Em 1957, o primeiro reator nuclear da América Latina, o IEA-R1, entrou em operação no então Instituto de Energia Atômica (IEA) – atualmente, Instituto de Pesquisas Energéticas e Nucleares (Ipen) na Universidade de São Paulo.
Em 1960, começou a funcionar o reator Triga Mark-1, no então Instituto de Pesquisas Radioativas (IPR) – hoje, Centro de Desenvolvimento da Tecnologia Nuclear (CDTN) –, na Universidade Federal de Minas Gerais. Cinco anos depois, foi a vez, no campus da Universidade Federal do Rio de Janeiro, do primeiro reator de pesquisa totalmente construído por empresa brasileira, o Argonauta, no Instituto de Engenharia Nuclear (IEN).
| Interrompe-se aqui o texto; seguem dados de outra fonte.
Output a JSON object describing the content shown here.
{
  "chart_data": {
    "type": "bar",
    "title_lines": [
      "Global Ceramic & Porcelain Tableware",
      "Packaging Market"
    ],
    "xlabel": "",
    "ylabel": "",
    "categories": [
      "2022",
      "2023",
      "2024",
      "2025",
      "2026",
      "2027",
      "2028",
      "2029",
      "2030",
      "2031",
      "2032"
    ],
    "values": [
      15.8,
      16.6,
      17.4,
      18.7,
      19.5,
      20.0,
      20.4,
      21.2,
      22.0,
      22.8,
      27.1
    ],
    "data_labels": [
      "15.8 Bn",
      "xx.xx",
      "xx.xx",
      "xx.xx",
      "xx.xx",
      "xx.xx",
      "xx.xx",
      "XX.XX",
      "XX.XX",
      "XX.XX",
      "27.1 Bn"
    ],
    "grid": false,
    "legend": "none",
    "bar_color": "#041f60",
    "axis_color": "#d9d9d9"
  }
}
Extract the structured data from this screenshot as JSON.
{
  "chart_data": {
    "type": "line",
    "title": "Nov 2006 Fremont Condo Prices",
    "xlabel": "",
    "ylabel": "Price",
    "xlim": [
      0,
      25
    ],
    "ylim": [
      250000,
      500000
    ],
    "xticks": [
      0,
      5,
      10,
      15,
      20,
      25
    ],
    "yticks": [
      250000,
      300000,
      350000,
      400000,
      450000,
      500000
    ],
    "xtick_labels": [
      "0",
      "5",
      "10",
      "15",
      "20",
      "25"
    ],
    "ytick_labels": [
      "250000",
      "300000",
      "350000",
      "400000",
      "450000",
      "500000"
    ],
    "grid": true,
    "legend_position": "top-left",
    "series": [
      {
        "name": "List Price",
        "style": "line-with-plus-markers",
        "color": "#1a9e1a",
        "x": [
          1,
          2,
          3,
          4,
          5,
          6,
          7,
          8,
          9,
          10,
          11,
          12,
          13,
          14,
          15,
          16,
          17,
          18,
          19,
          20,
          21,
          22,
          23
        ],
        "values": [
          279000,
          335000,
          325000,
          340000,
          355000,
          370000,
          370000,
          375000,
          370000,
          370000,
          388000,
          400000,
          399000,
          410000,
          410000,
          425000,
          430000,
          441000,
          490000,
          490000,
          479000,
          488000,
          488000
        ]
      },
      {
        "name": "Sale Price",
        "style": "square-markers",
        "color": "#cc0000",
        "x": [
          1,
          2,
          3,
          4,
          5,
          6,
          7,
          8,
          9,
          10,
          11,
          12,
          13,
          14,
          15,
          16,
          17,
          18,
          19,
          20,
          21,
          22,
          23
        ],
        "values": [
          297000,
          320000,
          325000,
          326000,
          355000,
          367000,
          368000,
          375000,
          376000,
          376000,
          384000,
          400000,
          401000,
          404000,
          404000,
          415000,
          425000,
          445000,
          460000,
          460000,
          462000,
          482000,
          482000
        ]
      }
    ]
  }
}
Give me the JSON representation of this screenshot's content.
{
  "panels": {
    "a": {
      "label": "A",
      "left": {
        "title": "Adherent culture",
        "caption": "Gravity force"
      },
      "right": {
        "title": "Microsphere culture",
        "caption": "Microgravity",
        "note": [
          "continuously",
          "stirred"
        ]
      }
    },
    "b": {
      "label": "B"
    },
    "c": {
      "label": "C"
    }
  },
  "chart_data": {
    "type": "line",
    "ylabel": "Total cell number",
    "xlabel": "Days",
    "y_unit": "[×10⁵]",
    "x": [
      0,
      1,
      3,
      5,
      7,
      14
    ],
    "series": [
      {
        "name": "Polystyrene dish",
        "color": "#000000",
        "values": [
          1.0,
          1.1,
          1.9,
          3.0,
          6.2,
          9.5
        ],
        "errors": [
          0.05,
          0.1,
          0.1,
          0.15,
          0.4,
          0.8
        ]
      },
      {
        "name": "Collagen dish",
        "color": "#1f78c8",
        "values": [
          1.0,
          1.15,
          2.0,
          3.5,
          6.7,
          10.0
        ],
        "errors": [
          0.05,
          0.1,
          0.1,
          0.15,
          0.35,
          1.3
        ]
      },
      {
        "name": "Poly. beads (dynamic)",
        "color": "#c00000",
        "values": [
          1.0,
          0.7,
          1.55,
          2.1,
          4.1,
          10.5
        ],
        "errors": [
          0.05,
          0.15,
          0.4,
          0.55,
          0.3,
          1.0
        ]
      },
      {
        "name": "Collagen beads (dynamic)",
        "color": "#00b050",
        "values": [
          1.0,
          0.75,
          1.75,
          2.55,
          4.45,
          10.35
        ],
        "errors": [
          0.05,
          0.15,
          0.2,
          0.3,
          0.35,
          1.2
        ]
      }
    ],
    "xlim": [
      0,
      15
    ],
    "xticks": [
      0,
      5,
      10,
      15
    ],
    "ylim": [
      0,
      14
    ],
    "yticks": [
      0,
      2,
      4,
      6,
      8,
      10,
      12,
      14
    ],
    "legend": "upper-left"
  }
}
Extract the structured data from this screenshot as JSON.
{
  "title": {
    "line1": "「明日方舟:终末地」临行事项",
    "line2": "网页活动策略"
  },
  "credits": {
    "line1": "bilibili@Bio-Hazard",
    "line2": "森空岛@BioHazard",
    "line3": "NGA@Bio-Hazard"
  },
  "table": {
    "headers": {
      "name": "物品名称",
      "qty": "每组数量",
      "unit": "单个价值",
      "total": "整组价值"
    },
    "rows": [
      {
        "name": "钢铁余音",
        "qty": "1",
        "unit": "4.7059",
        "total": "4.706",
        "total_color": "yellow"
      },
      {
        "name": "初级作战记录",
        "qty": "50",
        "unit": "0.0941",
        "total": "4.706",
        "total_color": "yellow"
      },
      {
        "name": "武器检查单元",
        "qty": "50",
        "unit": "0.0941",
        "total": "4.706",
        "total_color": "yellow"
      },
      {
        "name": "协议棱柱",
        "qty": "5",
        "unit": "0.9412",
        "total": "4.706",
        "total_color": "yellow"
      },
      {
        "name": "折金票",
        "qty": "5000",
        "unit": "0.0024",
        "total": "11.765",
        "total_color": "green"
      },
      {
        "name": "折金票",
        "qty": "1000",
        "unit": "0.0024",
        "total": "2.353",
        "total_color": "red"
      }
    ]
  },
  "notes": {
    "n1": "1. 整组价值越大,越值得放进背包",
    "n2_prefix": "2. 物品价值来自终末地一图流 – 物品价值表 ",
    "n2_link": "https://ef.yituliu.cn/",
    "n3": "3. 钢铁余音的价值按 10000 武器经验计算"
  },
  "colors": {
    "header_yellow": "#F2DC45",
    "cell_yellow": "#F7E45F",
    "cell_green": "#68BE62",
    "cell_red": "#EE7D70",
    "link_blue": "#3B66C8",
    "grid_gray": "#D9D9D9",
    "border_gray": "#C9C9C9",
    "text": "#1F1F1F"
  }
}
Em 1988, o Brasil inaugurou seu primeiro reator nuclear genuinamente nacional, o Ipen/MB-01, resultado de parceria entre pesquisadores do Ipen e da Marinha do Brasil. O objetivo primordial daquela máquina, além da pesquisa, é formar recursos humanos.
Atualmente, o Brasil conta com duas unidades nucleares de grande porte para geração de eletricidade: Angra I, em funcionamento há 30 anos, e Angra II, a partir de 2000. Também localizado em Angra dos Reis (RJ), o reator Angra III, em construção, está previsto para entrar em funcionamento em 2016.